In ALISE (2015–2019), WAE contributed to the development of next-generation lithium-sulphur cells for xEV applications, covering manufacturing processes including sputtering, plasma deposition, electrospinning, ionic liquid electrolytes, and ionogel membrane separators.
WILLIAMS ADVANCED ENGINEERING LIMITED
Motorsport-derived engineering company specialising in advanced battery systems and energy storage integration for electric vehicles and smart grids.
Their core work
Williams Advanced Engineering (WAE) is the technology and engineering services subsidiary of the Williams Group, best known for applying performance engineering expertise — originally developed in Formula 1 motorsport — to commercial and industrial applications. In H2020, they contributed as a specialist industrial partner in two directions: advanced battery systems for electric vehicles (including novel lithium-sulphur cell manufacturing using plasma, sputtering, and electrospinning processes), and smart energy storage management for community-scale grids. Their value to research consortia lies in bridging laboratory-stage chemistry or ICT concepts with real-world engineering, manufacturing, and systems integration — particularly in the electromobility and energy transition sectors.
What they specialise in
ALISE targeted post-lithium-ion battery chemistries as a safer, higher-energy-density alternative for electric and hybrid vehicles, an area directly aligned with WAE's commercial xEV engineering work.
In NETFFICIENT (2015–2018), WAE contributed to multi-storage technology integration for smart communities, including ICT-based decision support tools, business models, and life cycle assessment.
WAE's broader commercial portfolio in composite and lightweight manufacturing is reflected in the ALISE project's emphasis on advanced thin-film and membrane fabrication processes, though this is inferred from company background rather than keyword volume.

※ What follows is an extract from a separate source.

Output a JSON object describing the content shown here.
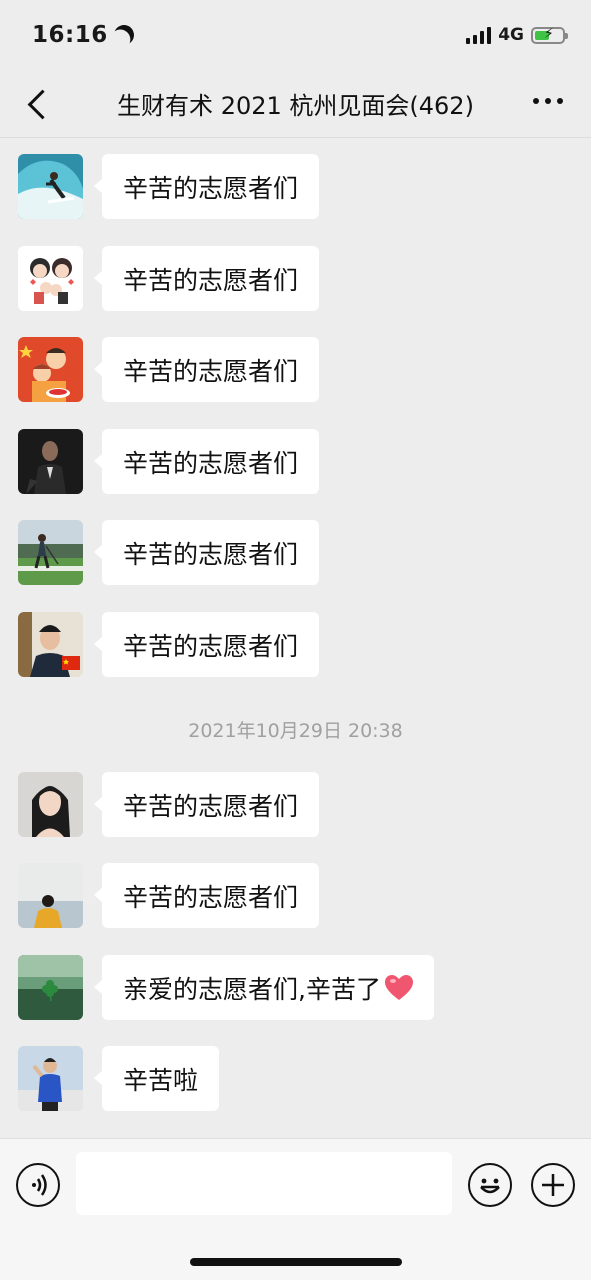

How they've shifted over time
Both H2020 projects began in 2015, so a strict early-to-late timeline within H2020 is limited. However, the keyword split reveals two quite different technical registers: NETFFICIENT's vocabulary centers on energy system management — ICT tools, business models, ESCO, life cycle assessment — while ALISE's vocabulary goes deep into electrochemistry and materials manufacturing (lithium-sulphur, ionogel, sputtering, plasma, electrospinning). This suggests WAE was simultaneously testing two application domains: grid-scale smart energy and cell-level battery chemistry. Given WAE's subsequent commercial trajectory — strong investment in battery technology for Formula E and grid storage — the battery engineering thread appears to be the direction that stuck and grew.
WAE is moving deeper into electrochemical energy storage and xEV battery engineering, consistent with its post-H2020 commercial focus on high-performance battery systems; future collaborators should expect a partner with strong systems integration and manufacturing capability rather than pure chemistry research.
How they like to work
WAE has participated exclusively as a consortium partner — never as coordinator — across both H2020 projects, indicating a preference for contributing specialist capability rather than leading project administration. Despite only two projects, they engaged with 32 unique partners across 7 countries, suggesting they join large, multi-partner consortia where their engineering and industry credibility adds weight. Working with WAE likely means access to a well-connected industrial partner with motorsport-derived engineering discipline, but not a project management lead.
With 32 unique consortium partners across 7 countries from just two projects, WAE has unusually broad network exposure relative to its H2020 activity volume — averaging 16 partners per project. Their network spans European research and industrial partners, with a likely concentration in the UK, Germany, and southern Europe based on typical ALISE and NETFFICIENT consortium composition.
What sets them apart
Williams Advanced Engineering brings something rare to research consortia: the engineering culture, rapid prototyping capability, and systems integration discipline of a world-class motorsport organization applied to energy and transport technology. This means partners gain not just an industrial validator, but an organization accustomed to extreme performance requirements, tight tolerances, and fast iteration. For battery or energy storage projects seeking credible xEV industry presence and a route toward commercial application, WAE's motorsport heritage and growing battery commercialization track record make them a distinctive — and visible — consortium name.
Highlights from their portfolio
- ALISEThe highest-funded of WAE's H2020 projects (€546,510), ALISE pushed into next-generation post-lithium battery chemistry — lithium-sulphur with ionic liquid electrolytes and electrospun membrane separators — representing WAE's most technically deep engagement with electrochemical materials science.
- NETFFICIENTNETFFICIENT demonstrates WAE's cross-sector range, contributing engineering and systems knowledge to a smart community multi-storage platform that combined ICT decision tools, business models, and life cycle assessment — far from their motorsport origins.